The command line output will print several credible intervals for the causal locus, as well as a single point estimate of its location. If the -o
option is included, full output for each genomic bin will be written to that file. This is a tab-delimited three-column format with the first row labeling the columns.
Bin start (bp) MLE allele freq. LOD score
0 0.4875 0.52
100 0.4875 0.52
200 0.4875 0.52
300 0.4875 0.52
400 0.4875 0.52
...
218300 0.0775 71.24
218400 0.0775 71.22
218500 0.0775 71.20
218600 0.0775 71.17
218700 0.0800 71.15
The output plots visualize the raw count data along with the estimated model parameters. The red and blue plus marks are raw measurements from individual markers, reported in the input data. Each input experiment is a different color. The shaded red region is a credible interval around the posterior distribution of the true allele frequency. The green line is the LOD score along the genome, with scale on the right axis. The gray bar shades the 90% credible interval around the QTL peak.

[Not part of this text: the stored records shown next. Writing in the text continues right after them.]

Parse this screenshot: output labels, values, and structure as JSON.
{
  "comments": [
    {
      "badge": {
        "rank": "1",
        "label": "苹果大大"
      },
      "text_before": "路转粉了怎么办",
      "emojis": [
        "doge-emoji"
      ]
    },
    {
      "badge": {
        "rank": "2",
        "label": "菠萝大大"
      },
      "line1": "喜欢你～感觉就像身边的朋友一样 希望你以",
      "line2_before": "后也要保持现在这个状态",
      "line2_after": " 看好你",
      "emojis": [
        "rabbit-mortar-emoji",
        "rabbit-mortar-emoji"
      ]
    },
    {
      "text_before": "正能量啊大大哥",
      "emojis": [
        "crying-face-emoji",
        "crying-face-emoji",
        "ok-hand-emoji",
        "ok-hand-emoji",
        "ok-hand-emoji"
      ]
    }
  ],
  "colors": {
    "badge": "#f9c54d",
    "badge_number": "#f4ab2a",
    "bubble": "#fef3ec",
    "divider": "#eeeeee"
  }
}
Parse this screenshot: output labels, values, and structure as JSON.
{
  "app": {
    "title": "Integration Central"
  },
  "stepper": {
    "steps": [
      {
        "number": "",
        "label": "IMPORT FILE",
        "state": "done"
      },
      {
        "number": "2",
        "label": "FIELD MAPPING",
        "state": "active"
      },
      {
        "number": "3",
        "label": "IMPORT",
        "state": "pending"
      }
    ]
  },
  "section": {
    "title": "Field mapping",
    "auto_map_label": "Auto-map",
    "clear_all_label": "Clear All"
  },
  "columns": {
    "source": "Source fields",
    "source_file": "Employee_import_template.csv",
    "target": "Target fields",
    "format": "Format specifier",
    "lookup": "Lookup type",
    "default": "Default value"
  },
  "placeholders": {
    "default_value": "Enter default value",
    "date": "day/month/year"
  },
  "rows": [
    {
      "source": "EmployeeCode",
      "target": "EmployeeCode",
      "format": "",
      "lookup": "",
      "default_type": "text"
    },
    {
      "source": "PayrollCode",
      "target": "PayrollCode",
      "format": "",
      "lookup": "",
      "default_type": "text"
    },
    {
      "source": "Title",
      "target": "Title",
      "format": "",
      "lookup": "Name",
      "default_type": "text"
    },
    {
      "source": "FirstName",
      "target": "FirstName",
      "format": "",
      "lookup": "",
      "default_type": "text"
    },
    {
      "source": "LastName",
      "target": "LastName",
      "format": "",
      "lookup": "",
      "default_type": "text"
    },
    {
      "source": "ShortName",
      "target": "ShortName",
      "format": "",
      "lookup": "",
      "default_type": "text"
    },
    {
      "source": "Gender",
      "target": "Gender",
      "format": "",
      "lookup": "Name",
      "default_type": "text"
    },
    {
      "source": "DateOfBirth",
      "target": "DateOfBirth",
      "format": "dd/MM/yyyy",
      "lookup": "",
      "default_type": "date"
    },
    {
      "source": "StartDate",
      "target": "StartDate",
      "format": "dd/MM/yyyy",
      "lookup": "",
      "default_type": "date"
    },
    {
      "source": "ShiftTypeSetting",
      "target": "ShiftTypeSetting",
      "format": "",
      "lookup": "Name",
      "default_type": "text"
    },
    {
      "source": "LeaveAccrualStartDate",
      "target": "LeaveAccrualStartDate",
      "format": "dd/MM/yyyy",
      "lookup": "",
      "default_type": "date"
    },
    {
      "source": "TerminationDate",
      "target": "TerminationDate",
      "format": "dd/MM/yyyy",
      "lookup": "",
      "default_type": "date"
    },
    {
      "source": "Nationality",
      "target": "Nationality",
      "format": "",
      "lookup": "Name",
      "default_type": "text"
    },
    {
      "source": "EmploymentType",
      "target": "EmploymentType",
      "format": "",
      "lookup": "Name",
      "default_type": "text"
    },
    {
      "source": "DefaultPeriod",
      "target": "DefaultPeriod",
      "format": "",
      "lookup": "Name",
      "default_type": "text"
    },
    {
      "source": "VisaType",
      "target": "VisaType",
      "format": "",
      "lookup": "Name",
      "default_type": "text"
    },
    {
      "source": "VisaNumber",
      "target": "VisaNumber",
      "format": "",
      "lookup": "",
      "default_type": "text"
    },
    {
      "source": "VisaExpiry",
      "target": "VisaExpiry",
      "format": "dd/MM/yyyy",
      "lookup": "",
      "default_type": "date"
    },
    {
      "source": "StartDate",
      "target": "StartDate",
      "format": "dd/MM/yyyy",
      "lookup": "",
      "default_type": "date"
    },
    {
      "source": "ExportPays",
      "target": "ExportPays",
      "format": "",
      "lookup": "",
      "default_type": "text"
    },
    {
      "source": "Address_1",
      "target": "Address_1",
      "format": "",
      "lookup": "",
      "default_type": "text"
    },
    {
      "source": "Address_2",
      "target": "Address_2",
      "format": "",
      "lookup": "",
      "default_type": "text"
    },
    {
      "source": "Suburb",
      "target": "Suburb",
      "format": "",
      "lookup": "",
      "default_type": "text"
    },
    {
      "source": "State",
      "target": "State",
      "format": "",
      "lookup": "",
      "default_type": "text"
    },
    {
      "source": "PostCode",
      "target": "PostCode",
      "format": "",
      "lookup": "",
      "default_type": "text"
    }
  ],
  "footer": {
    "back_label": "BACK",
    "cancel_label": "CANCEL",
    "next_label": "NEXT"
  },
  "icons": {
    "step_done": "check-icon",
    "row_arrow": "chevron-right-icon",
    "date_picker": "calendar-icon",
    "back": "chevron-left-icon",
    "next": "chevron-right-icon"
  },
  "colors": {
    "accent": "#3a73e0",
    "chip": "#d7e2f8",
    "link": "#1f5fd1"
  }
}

When interpreting the results, a careful consideration of the modeling assumptions is necessary. From current experience, the following assumptions are the most important:
- Uniform recombination rate across the genome, and in particular, equal (symmetic) around a QTL peak
- Uncorrelated errors in allele frequency noise
- Equal DNA representation from each member of the pool in the sequenced library
- Relatively accurate allele frequency calls for the input count data
Current work is aimed at reducing the dependence on these assumptions. One hedge is to reduce the pool size when computing peak intervals, since this approximately reflects the additional noise from e.g. pooling heterogeneity.
- How can I learn more about the details and motivations behind Multipool?
For now, the best bet is to read the paper. As this wiki grows, it will become a better resource for this task.
- Can Multipool find and report multiple QTLs?
Currently, no. The assumptions of the model require that only a single causal locus be active in the analyzed region. Regions with multiple apparent QTLs should be analyzed separately (that is, the count data files should be split). In practice, multiple QTLs would only cause Multipool problems if they were so close as to be linked and distort the decay of the allele frequencies back to the expected 50% away from a QTL.
- How do I report a bug in the software or request a clarification in usage?
The quickest way currently is to email Matt Edwards. You can also add an issue through Github, which I'll use to track feature requests and bug reports.